Foto: Uschi Friedenberger
Sebastian Albert und Korbinian Zelger wurden von Bischof Dr. Stefan Oster SDB für den Lektoren- und Akolythendienst beauftragt.
Am Anfang kommt das Herzklopfen – und dann vielleicht die Berufung. So wie die Menschen verschieden sind, gibt es auch nicht den einen Weg zu einem Amt im kirchlichen Dienst. Zwei, die auf ihrem Weg zum Diakon einen wichtigen Schritt getan haben, sind Sebastian Albert (Pfarrei Maria Himmelfahrt, Hartkirchen) und Korbinian Zelger (Pfarrei St. Nikolaus, Neuötting).
Ihre Beauftragung zum Lektoren- und Akolythendienst durch Bischof Stefan Oster in der feierlichen Atmosphäre der Andreaskapelle am Dom wurde nicht nur für die beiden Männer zu einer unvergesslichen Sache. Ihre Familien und die Wegbegleiter aus den Heimat- und Praktikumspfarreien erlebten einen stimmungsvollen Gottesdienst, getragen von beeindruckenden Riten und großer Symbolkraft. „Herr du bist mein Leben, Herr du bist mein Weg“, hieß es passend im Eingangslied.
In der Predigt sprach Bischof Stefan Oster über den Dienst des Lektors und des Akolythen und stellte vier Begriffe voran, anhand derer er darüber nachdachte: Erkennen, Verinnerlichen, Erinnern, Vergegenwärtigen. Der Bischof zum Dienst des Lektors: „Man kann die Lesung auch vortragen im Sinn von: ‚Ich teile euch jetzt wirklich etwas mit, wo ich einlade, das innerlich mitzudenken.‘“ Zum zweiten Dienst meinte er: „Akolythen teilen die Liebe Gottes aus und hoffen, dass die Menschen das nicht einfach nur als äußeren Vollzug, sondern als etwas, das ihnen innerlich geworden ist, dankbar wahrnehmen.“ Der Bischof zusammenfassend: „Im Grunde kann man sagen, unser ganzes Christenleben zielt darauf ab, auf den Herrn vorbereitet zu sein, auf seine Wiederkunft. Deswegen: Ich freue mich, dass ich euch hineinnehmen darf in diese beiden Dienste zum Lektor und zum Akolythen. Ich wünsche euch Erkennen, Erinnern, Verinnerlichung und Vergegenwärtigung — so dass die Menschen mit euch die Erfahrung machen dürfen, der Herr ist da und er liebt die Menschen und er will euch einladen in seine Gegenwart.
Diakon Dr. Anton Cuffari, Bischöflich Beauftragter und Fachbereichsleiter für den Ständigen Diakonat, rief die Kandidaten auf, vor den Bischof zu treten. Sie antworteten mit „Hier bin ich!“ Höhepunkte des Gottesdienstes waren, als der Bischof den beiden Kandidaten das Lektionar sowie Hostienschale und Weingefäß überreichte. In den Fürbitten hieß es unter anderem: „Bitten wir Gott, dass unsere Brüder sich immer enger mit Christus verbinden und seine Zeugen unter den Menschen werden.“
Am Altar standen neben dem Bischof Spiritual Dr. Alois Greiler sowie Diakon Dr. Anton Cuffari. Die Ministrantin hatte der Kandidat Sebastian Albert gleich selbst mitgebracht: seine Tochter Isabella! Der Gottesdienst wurde von Domkantor Maximilian Jäger musikalisch gestaltet. Unterstützt wurde er dabei von Stephanie Zelger (Gesang), der Ehefrau eines Kandidaten.

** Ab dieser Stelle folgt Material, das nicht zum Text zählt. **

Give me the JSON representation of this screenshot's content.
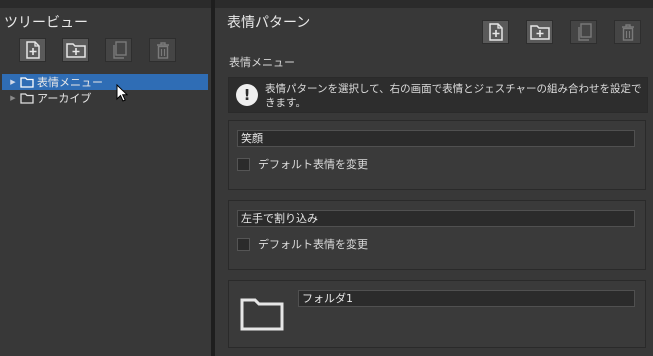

Die beiden neu Beauftragten stehen auch im weltlichen Leben ihren Mann: Sebastian Albert arbeitet als Servicetechniker im Bereich Wasserwirtschaft, ist verheiratet und hat zwei Kinder. Korbinian Zelger ist Lehrer für Wirtschaft und Katholische Religion am Beruflichen Schulzentrum Pfarrkirchen, ist ebenfalls verheiratet und hat eine kleine Tochter.
Beide Beauftragten erzählten im Bistumsblatt-Gespräch, dass sie sich ihre Entscheidung für das Amt des Diakons nicht leichtgemacht hätten. Es sei eher ein Prozess gewesen und ginge sowieso nur unter der Voraussetzung, dass auch die Ehefrauen voll dahinter stünden. Die beiden Kandidaten haben auf ihrem Weg noch einige Etappen vor sich. Gerade hat für die beiden das Gemeindepraktikum begonnen. In etwa zwei Jahren werden sie dann – so Gott will – zum Diakon geweiht.